Dotson is working on increasing the representation of other cultures as well, collaborating with South Asian Studies Librarian Ellen Ambrosone to acquire art referencing COVID-19 within traditional folk art. “artwork that relates to the COVID-19 pandemic, but expressed in traditional folk art.”
This effort to diversify the collections also includes increasing the representation of novel materials and technologies. “Artists are not working exclusively in the book form, anymore,” Dotson observed, inspiring recent acquisitions such as a 3-D printed book.
Focus on bookmaking techniques predates Dotson’s time in the Graphic Arts Collections. The collection, described by PUL on its website as “devoted to encouraging students’ interests in collecting and collections,” was founded by book collector and designer Elmer Adler.
Princeton is unusual among its peers for giving students more access to its special collections, a point of pride that PUL noted in its responses to the ‘Prince.’
By modernizing its holdings, Special Collections is working to reach an even broader audience. “It’s been a key priority of the library for years to make as much of our collection available digitally as possible,” Oster told the ‘Prince.’
As the library’s holdings are becoming increasingly digitized, Dotson underscored the role of “books as objects.” She preserves books not only “as containers of information,” but also as “visual or material records.”
“We’re thinking about ways for students and visitors who come to use the collection to see themselves reflected back in materials they’re encountering,” she explained.

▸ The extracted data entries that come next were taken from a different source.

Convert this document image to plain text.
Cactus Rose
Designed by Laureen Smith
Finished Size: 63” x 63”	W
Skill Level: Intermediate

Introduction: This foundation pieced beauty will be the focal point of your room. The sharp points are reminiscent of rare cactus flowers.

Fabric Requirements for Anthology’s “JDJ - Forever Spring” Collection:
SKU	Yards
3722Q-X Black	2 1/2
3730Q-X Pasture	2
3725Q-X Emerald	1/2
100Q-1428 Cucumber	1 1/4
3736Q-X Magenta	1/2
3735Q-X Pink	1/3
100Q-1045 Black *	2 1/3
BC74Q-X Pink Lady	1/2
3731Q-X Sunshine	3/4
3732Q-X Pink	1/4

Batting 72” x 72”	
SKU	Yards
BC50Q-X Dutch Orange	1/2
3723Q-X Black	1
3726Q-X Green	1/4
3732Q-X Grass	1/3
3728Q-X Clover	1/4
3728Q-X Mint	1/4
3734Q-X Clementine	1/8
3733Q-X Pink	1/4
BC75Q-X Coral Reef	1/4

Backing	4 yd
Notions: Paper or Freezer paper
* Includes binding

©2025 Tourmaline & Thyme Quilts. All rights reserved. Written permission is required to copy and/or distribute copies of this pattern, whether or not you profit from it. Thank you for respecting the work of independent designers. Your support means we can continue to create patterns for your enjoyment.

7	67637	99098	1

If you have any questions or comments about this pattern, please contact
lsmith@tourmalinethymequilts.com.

In this vein, initiatives like the Student Friends of PUL give free opportunities for students to appreciate the Library. Dotson’s own project, which she created in collaboration with Makerspace Specialist Ariel Ackerly — called the “zine” cart, short for “magazine” — gives more opportunity for students to network and interact.
I visited the Zine cart below the Lewis Library, where I coincidentally found Dotson at the first workshop of the “Making an East Asian Book: Japanese Paper Making” series. The cart has resources that students can use to bind books and create zines, and it has small pamphlets that provide guidance on using the resources.
“It can be really empowering to give students the possibility to put something of their own out into the world as a publication,” Dotson said. She also noted that students sometimes use the cart to complete assignments for class.
Dotson expressed hope that her efforts can help foster community, through groups such as a campus Bookbinding Society and initiatives such as the Adler Book Collecting Prize, of which she is the chair.
So, what can a book tell us? For Dotson, “It depends on the kinds of questions you’re bringing to the object.” Some visit the collections in search of a particular item with a specific research question in mind, while others find themselves trekking down simply to explore. Both of these types of people will find the Graphic Arts Collection open to their queries, and Dotson will be there there to help them navigate the maze of materials.